First, there is a belief that a growing seniors population will result in runaway costs that bankrupt the healthcare system. But research shows that growth in the seniors population will add less than one percent a year to health costs. In fact, the main factors driving increased healthcare costs are increased use of technology (including drugs), the rising use of health services across all ages and hikes in wages for healthcare providers.

A second related belief is that the percentage of provincial budgets consumed by healthcare is increasing as a direct result of the proportion of seniors. In fact, there is no runaway rise in healthcare costs based on the percentage of gross domestic product spent on healthcare in Canada. There was only a minor increase, from 10 to 10.5 percent, between 1992 and 2007. After a major increase during the last financial crisis (11.9 percent in 2009), the percentage has declined as the economy recovers. The percentage of GDP spent on healthcare in Canada was 10.7 percent in 2013 – a modest increase since 1992.

A third misperception is that the healthcare system for seniors needs to focus on public health and physician services. This resulted in a shift in policy priorities in the 1990s from development of an integrated national care delivery system for seniors to a focus on enhancements to public health and physician services. This in turn resulted in the integrated systems of care for older adults being broken into component parts, each competing for additional funds.

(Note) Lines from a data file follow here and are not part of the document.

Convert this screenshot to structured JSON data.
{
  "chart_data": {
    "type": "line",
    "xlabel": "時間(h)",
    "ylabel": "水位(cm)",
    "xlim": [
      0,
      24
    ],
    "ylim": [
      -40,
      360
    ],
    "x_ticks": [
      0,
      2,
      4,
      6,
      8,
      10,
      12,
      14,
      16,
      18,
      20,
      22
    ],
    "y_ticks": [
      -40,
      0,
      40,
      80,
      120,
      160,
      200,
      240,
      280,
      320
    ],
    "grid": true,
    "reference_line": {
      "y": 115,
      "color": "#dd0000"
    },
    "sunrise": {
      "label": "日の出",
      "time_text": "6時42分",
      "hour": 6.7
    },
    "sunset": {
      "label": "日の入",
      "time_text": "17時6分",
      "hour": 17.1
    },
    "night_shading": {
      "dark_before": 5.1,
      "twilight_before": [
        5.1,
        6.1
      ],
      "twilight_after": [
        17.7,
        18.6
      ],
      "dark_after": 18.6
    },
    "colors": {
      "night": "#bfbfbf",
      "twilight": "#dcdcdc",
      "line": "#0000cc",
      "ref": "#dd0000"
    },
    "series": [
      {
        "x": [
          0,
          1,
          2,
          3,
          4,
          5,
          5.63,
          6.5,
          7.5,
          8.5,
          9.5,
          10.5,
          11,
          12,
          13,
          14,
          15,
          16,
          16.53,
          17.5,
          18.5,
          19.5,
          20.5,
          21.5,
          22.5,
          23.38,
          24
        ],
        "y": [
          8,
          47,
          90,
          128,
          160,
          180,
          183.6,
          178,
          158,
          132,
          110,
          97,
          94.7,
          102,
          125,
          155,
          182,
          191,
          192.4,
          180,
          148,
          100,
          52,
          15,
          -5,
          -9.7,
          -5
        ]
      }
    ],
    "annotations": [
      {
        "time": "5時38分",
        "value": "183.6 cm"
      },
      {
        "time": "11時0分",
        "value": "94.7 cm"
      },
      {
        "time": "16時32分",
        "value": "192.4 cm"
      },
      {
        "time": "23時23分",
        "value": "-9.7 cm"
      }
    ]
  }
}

One consequence has been an increased focus on home care. While this is helpful and home care is necessary, it is essentially an add-on cost unless it is part of an integrated system of care where proactive tradeoffs can be made to substitute less costly home care for more expensive residential and hospital care.

A fourth belief has been that the focus should be on individuals with high care needs and that relatively little attention need be given to preventive care for people who have a given health condition. However, the evidence seems to indicate that, overall, individuals with low-level care needs who are cut from care actually cost the system more – they deteriorate faster and are more likely to need more costly residential and hospital care than people who continue to receive minimal preventive care. The result is – perversely – an incentive to get sicker quicker to qualify for publicly-funded care services.

A focus on home care for high-needs seniors has resulted in models that integrate home care and family physician services. While such models can be part of an integrated system, they don’t replace a continuum of support that enhances quality of life and delays more expensive care.

How damaging have these popular misconceptions been to our health system? Policy makers have made choices based on them, creating an apparent acceptance of the fiscal status quo without looking for cost-saving efficiencies.

Clearly we need an integrated system for older adults that increases the quality and continuity of care, and can reduce costs and enhance the sustainability of the healthcare system for all Canadians.

A first step is for decision makers to recognize that a continuing care system for older adults is a key component of our health system – equivalent to hospital care, physician care and public health. This would allow the splintered components of home care, home support, residential care facilities and geriatric units in hospitals to be brought together.

Such a system would be the third largest component of our health expenditures, after hospitals and physician care. Given that most of the parts are already in place in most jurisdictions, it would cost relatively little to set up integrated systems of care for the elderly. It would be money well spent.

Neena Chappell is a professor in the Institute on Aging and Lifelong Health and the Department of Sociology at the University of Victoria; she holds a Canada Research Chair in Social Gerontology. This commentary was co-authored by Marcus J. Hollander, a national health services and policy researcher and president, Hollander Analytical Services Ltd. Both are recipients of the Canadian Association on Gerontology’s highest honour, the Distinguished Member Award and the Queen Elizabeth II Diamond Jubilee Medal for contributions to gerontology. They are the authors of Aging in Canada (Oxford University Press).